2 réflexions sur “Révélateur

  1. Déjà surpris que seuls des établissements catholiques soient visés par des accusations remontant à des décennies et mettant en cause des prêtres ou laïcs souvent morts, j’ai entendu ce matin sur France Infaux que seules les écoles catholiques connaissaient ce genre de problème. Ce qui montre le bout du nez d’une cabale profitant de vieilles affaires ressortant opportunément pour affaiblir l’école catholique sous contrat et viser le premier ministre.

    Or, les causes, abus d’autorité, violence dans les méthodes d’éducation, perversion sexuelle, ne peuvent commencer et finir dans les murs d’un seul genre d’établissement. Toutes les écoles avec internat, les colonies de vacances, les clubs de sport, les pensions, ont du connaître d’autres situations semblables à Betarrham. Certes, seuls les catholiques acceptent d’être accusés et essaient de faire la lumière sur les désordres, même imparfaitement et tardivement. Vous n’entendez jamais parler d’abus dans les écoles publiques alors qu’il n’en manque pas. Et l’aveuglement, l’organisation du silence et de la complicité perverse ou lache, ne pouvaient se limiter aux milieux catholiques. D’ailleurs, une victime autrefois élève de Bétarrham, a ajouté qu’il avait aussi été victime dans une école publique, ce que personne n’a repris. On a récemment vu, autour du drame du petit Emile, dont on ne connait toujours pas les responsabilités, que le grand père maternel a été mis en cause en ressortant une vieille accusation visant Riaumont à l’époque ou il y était surveillant. Riaumont régulièrement visé par des amalgames, des vieilles accusations, des témoignages sans preuves d’anciens élèves et parfois contradictoires. Je pense qu’au-delà de crimes et abus inacceptables ou qu’ils puissent se passer, les longues décennies passées empêchent des enquêtes sérieuses qui pourraient mettre à jour la vérité. Si on n’a que la seule parole des supposées victimes, qu’on croit honnêtes mais sans procès contradictoires ce sera toujours leur parole contre un silence en face et jamais d’enquête, sauf les rares cas ou les responsables ont été emprisonnés. Or, les accusations calomnieuses existent aussi qui ne peuvent jamais être débusquées sans procès et enquête. Et cela vise exclusivement des écoles catholiques, sous contrat, alors que logiquement, raisonnablement, à l’époque ces méthodes et le genre de détraqué dénoncé devait aller partout ou se trouvaient es enfants pour sévir. Et l’école publique avait nombre d’internats et de structures accueillant des enfants.

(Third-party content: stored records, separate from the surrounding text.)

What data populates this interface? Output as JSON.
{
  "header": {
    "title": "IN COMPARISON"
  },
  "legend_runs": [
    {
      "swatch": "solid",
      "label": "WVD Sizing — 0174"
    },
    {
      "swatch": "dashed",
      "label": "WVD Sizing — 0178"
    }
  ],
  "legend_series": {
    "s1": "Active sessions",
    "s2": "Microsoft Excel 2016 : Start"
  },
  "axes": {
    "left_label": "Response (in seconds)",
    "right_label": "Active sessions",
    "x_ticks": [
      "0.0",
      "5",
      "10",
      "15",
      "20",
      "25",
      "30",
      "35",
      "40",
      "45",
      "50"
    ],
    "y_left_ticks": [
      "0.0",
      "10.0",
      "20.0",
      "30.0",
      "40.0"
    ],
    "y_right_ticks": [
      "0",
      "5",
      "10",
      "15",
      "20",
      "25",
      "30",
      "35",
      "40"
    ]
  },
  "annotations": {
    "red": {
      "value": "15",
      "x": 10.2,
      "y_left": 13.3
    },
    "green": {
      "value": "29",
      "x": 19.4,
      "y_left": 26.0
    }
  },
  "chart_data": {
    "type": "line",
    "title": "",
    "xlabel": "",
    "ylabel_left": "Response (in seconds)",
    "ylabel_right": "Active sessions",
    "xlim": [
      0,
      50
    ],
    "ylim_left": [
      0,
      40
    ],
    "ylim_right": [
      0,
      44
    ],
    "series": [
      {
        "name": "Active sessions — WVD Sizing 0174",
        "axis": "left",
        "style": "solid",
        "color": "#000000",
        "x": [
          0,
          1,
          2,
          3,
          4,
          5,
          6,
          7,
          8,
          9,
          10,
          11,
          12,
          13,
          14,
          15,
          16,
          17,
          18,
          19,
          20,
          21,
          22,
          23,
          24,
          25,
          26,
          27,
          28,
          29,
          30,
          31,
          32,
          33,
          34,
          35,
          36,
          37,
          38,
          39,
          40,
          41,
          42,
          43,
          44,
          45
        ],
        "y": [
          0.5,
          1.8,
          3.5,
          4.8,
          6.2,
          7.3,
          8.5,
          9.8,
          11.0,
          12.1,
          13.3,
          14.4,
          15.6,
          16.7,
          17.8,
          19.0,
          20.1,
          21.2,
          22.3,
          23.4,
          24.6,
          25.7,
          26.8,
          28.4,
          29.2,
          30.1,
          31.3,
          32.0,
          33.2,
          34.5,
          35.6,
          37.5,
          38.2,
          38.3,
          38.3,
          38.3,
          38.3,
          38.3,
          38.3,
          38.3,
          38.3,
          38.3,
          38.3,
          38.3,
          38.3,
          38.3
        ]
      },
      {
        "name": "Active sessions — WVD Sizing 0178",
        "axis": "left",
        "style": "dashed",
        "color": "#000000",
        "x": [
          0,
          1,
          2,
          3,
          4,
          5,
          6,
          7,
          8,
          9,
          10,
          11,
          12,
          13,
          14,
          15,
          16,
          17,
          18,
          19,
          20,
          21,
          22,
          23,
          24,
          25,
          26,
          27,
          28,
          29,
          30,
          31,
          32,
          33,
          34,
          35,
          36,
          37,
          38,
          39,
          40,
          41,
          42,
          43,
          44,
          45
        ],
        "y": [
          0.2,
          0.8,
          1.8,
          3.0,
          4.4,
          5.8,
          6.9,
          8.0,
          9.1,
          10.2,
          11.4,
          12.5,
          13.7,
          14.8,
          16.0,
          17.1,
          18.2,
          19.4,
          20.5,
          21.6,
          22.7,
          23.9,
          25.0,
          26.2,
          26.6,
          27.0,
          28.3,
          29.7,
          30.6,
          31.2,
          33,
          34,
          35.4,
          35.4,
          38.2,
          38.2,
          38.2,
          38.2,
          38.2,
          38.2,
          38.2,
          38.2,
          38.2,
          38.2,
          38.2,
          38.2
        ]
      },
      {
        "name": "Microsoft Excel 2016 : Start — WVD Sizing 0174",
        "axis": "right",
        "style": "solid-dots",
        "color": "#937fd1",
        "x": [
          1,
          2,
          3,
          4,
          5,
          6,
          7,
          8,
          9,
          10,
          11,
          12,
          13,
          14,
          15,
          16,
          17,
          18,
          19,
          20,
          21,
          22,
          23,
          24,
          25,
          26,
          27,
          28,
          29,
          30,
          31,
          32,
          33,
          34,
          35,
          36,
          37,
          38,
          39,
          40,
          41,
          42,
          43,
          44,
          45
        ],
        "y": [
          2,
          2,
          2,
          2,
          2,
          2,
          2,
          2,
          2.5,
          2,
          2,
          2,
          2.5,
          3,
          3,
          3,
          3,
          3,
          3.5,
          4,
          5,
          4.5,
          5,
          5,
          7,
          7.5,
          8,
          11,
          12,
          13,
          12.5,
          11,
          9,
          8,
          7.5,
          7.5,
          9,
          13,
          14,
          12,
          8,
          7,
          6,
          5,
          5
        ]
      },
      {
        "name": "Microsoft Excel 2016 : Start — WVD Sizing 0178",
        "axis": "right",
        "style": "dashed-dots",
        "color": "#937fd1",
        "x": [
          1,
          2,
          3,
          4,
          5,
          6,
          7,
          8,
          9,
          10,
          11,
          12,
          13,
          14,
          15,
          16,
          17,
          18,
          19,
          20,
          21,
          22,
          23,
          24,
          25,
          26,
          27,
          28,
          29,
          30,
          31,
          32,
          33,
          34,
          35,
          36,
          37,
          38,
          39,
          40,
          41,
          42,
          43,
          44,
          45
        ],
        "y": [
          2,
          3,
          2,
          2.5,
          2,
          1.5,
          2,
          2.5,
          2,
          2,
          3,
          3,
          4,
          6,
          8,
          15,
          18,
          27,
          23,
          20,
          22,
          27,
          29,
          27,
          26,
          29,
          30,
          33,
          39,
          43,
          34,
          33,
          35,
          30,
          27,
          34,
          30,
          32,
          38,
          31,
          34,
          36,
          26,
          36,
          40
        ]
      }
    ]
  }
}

    Pour résumer, la fille de François Bayrou témoigne pour défendre son père, et c’est légitime surtout si elle a été réellement victime, ce qui montrerait que la chape de silence est une réalité qu’on ne peut reprocher à l’école catholique elle-même. Mais l’organisation de dénonciations, qu’on voit exploser dans d’autres écoles catholiques, semble un peu trop synchronisée pour être le seul fait du hasard. Et aucune école publique, colonies de vacances municipales ou club de sport n’y est visée, seulement des écoles catholiques. Une fois encore, après les prêtres pédomaniaques, je crains que l’institution catholique se laisse accabler exclusivement à charge et sans même essayer de se défendre sans que personne ne vienne replacer ces drames en perspective d’une époque et d’une nature humaine. C’est là que, sans nier ni remettre en cause la réalité des faits, l’on peut suspecter une volonté accusatrice organisée pour charger l’Eglise et la rendre plus docile face à des lois à venir, des projets scolaires à lui faire accepter, une baisse de ses exigences spirituelles et morales déjà peu élevées.